钟虚很满意江川的反应,他继续低语,声音里带著诱惑:“此物生於阴阳两界壁垒交匯之处,汲取无尽死气与地脉阴煞,万载方成,確实难得。不过……”他话锋一转,眼中闪过一丝精光,“眼下,却有个现成的门路。”
“哦”江川终於开口,只一个字。
“阴阳两界前番大战,打得天昏地暗,两界壁垒在钟丙界附近被撕开了一道极深的口子。”钟虚的声音带著一种奇异的韵律,“那处地脉深处,受大战死气与壁垒破碎之力双重衝击,必有新生的九幽沉金凝结!只是……”他故意拖长了语调,目光紧紧锁住江川,“那地方,如今盘踞著一位极其神秘的都隍境强者,凶戾异常,视那地脉为己有禁臠。寻常人等靠近,十死无生。”
钟丙界!
那地方,是真正的修罗场。
江川沉默著。
钟丙界的凶名,都隍境强者的盘踞,每一个字都重若千钧,足以让任何理智的修士望而却步。
九幽沉金对他极为重要,关乎他下一步至关重要的修炼,甚至是他能否在即將到来的乱局中立足的根本。
但钟丙界对人族修士来说实在是凶险。
钟虚也不催促,只是静静地看著他。
时间一点点流逝,江川的目光低垂。
终於,他缓缓抬起头,脸上依旧没什么表情。
“好。”江川的声音不高,却异常清晰,斩钉截铁,打破了石坪上的沉默,“钟丙界,我去。”

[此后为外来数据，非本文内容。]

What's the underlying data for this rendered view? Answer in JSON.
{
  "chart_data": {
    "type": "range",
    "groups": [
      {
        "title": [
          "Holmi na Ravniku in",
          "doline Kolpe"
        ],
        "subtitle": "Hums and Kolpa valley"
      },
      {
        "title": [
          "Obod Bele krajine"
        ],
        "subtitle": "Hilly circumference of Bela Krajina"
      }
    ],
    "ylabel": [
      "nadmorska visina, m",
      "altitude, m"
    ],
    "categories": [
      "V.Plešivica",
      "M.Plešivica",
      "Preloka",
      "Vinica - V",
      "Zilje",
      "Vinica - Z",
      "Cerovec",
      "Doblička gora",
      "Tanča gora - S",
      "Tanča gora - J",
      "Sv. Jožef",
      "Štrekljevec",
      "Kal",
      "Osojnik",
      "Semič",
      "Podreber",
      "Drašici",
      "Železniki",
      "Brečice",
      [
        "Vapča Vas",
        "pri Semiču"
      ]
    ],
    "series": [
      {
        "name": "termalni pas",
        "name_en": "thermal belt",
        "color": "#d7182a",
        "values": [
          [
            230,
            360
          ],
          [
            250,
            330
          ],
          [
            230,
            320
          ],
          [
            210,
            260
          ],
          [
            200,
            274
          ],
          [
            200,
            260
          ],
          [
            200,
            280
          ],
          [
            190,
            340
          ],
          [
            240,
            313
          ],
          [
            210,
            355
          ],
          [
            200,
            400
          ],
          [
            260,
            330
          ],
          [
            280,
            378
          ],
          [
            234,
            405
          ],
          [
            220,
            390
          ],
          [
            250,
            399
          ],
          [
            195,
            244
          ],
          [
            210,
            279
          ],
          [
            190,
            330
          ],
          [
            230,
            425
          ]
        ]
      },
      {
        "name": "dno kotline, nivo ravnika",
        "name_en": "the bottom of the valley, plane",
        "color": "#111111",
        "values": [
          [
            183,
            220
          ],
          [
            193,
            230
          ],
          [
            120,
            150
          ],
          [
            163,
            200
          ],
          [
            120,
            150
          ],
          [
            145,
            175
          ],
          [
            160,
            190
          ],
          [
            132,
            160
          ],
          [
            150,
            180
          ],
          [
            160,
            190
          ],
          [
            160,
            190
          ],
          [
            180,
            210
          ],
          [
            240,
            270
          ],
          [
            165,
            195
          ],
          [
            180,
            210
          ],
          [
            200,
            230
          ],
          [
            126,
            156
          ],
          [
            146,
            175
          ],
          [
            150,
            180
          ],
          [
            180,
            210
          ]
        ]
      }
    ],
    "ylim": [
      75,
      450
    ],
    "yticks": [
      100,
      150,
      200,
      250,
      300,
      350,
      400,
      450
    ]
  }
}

钟虚眼中瞬间爆发出难以掩饰的亮光,他脸上的笑容重新变得温润,仿佛刚才的步步杀机从未存在。
“江兄果然胆魄过人!”钟虚抚掌轻赞,隨即手腕一翻,一枚小巧的玉符出现在掌心。
玉符呈暗青色,表面刻著几道简单的符文,隱隱有空间波动传出。“此乃引路符,靠近那处地脉入口,自会有所感应。不过,只能指引大致方位,能否寻到那神秘强者所在,並取得九幽沉金,就全看江兄的手段和造化了。”
他將玉符递向江川,动作隨意,仿佛只是递出一件寻常物件。
江川没有犹豫,伸手接过。
“钟兄,”江川的目光再次落在钟虚脸上,平静无波,“希望你的门路,足够可靠。”
“哈哈,江兄放心。”钟虚朗声一笑,“钟某从不做无把握之事。你我,来日方长。三日后,你我一同前往。”
他意味深长地看了江川一眼,隨即转身,月白长袍在微风中轻轻拂动,步履从容地朝著石坪外走去,很快消失在门洞的阴影里。
偌大的石坪,彻底只剩下江川一人。
他摊开手掌,那枚暗青色的引路符静静躺在掌心,符文在日光下泛著幽冷的光泽。